Adds George: “Promoting scientific research and education—the way Syracuse and Le Moyne have—adds vitality to our community. Being here today, with students from Le Moyne, SUNY Upstate, and SUNY ESF, makes it a truly shared experience.”
Each REU participant receives a generous summer scholarship, along with free on-campus housing. Some students—who come from as far away as Yale University, the University of California, Riverside, and The University of Texas at Dallas, not to mention institutions in Germany, Austria, and Puerto Rico—receive travel assistance.
“Being here all summer has been incredible,” says junior Reesheda Gilbert, an LSAMP student from Kennesaw State University in Atlanta. “I’ve really enjoyed working with [Syracuse chemistry professor] John Chisholm and getting hands-on training in chemical synthesis and catalysis.
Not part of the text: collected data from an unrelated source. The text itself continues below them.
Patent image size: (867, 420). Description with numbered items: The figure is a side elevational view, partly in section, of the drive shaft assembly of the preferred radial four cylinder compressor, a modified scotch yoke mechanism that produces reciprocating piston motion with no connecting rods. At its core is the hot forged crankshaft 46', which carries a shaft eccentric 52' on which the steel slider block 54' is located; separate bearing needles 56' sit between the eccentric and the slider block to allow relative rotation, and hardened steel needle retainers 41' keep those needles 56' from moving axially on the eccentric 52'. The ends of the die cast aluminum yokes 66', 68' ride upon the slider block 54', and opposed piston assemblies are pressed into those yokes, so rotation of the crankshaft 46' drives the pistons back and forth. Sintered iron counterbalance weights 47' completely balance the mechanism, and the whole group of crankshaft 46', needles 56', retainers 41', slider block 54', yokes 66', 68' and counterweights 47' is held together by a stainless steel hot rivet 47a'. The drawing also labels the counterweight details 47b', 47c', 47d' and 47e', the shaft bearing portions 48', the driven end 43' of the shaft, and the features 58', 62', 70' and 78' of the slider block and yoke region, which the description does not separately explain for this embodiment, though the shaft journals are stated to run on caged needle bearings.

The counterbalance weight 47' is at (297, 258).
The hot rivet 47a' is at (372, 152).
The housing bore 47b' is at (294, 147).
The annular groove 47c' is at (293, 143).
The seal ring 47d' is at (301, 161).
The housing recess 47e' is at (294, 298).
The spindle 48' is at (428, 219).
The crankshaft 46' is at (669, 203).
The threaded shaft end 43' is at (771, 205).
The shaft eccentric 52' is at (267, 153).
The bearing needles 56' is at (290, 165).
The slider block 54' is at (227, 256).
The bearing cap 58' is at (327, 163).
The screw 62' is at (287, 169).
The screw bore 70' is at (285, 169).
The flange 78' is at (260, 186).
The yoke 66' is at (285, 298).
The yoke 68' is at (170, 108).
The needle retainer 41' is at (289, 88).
It’s got me thinking about graduate school.”
Now in its 15th year, Syracuse’s Chemistry REU Program has come a long way under Ruhlandt’s and Sponsler’s tutelage. On average, more than 450 students apply for 11 spots a year; over 150 people, for six slots in the exchange program with TU Graz.
Many applicants come from small institutions that are unable to provide adequate research opportunities.
Puerto Rican-born Valerie Lopez is a Ph.D. student in Ruhlandt’s lab. She traces much of her research moxie to a 2009 REU experience at Syracuse, where she studied non-linear optical materials with Meredith Professor James Spencer.
“It definitely jump-started my career as a researcher,” she says. “The REU program gave me the experience I needed to make a clear decision between entering the workforce and going to graduate school. [REU] taught me how to think like a researcher and how to be more independent in the lab.”
Ana Torvisco G‘10, another Ph.D. student of Ruhlandt’s, has been involved with REU as a student and mentor. Torvisco first heard about REU through her advisor at Manhattanville College in Purchase, N.Y., where she was the only chemistry major in her class. Torvisco was so smitten by her 2002 REU stint that, when it came time for graduate school, she choose Syracuse over Georgia Tech. Today, she is a faculty member at TU Graz.
Torvisco has also been working with Ruhlandt (whom she considers her “biggest role model”) in developing compounds for semiconductor materials, metal films, and RAM memory chips.
“As a student, REU allowed me to not only do great chemistry with really good mentors, but also make professional bonds that have enriched my career,” says Torvisco, who, coincidentally, has taught Webb. “As a mentor, REU has honed my teaching and research skills.”
As for the future of REU, Ruhlandt appears poised and confident. “As long as we can provide an opportunity for students to focus on research, Syracuse will remain a bastion for undergraduate science education,” she adds, shooting a glance at Webb. “Many of the students here today will be the leaders of tomorrow.”